Attacks on the Press in 1997 - Namibia
|Publisher||Committee to Protect Journalists|
|Publication Date||February 1998|
|Cite as||Committee to Protect Journalists, Attacks on the Press in 1997 - Namibia, February 1998, available at: http://www.refworld.org/docid/47c565432.html [accessed 24 July 2014]|
|Disclaimer||This is not a UNHCR publication. UNHCR is not responsible for, nor does it necessarily endorse, its content. Any views expressed are solely those of the author or publisher and do not necessarily reflect those of UNHCR, the United Nations or its Member States.|
President Sam Nujoma and government officials have displayed increasing hostility toward the media. Their intolerance, coupled with their rhetorical attacks on the press, threaten to irreparably damage the country's reputation as one of Africa's most solid democracies.
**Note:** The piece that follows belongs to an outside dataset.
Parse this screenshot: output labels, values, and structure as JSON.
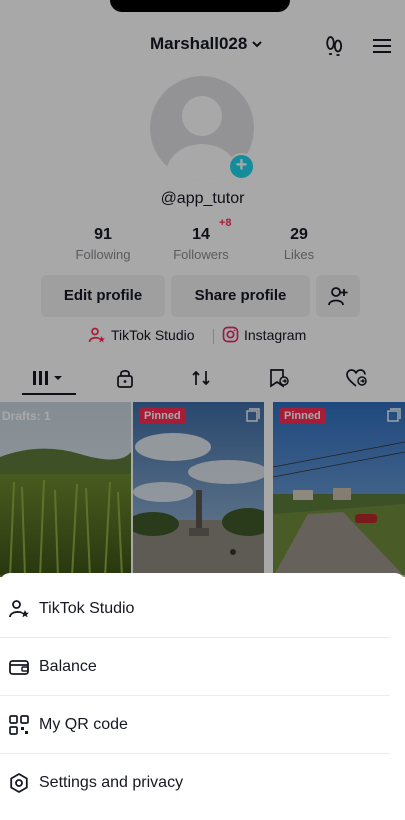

Local and international media organizations, including the Journalists Association of Namibia, strongly protested government officials' sweeping public statements characterizing the media as irresponsible for publishing leaked state reports.
Pending legislation, such as the Powers, Privileges and Immunities Act of 1996, threatens to restrict the media, which to date have been free to practice their profession. The act would grant parliamentary committees the right to subpoena journalists and force them to reveal their sources, and it would also bar journalists from interviewing members of parliament about pending legislation that is the subject of debate.
State-owned television and radio stations regularly air reports critical of the government, and private radio stations and independent newspapers operate without much government interference. The electronic media are primarily state-controlled.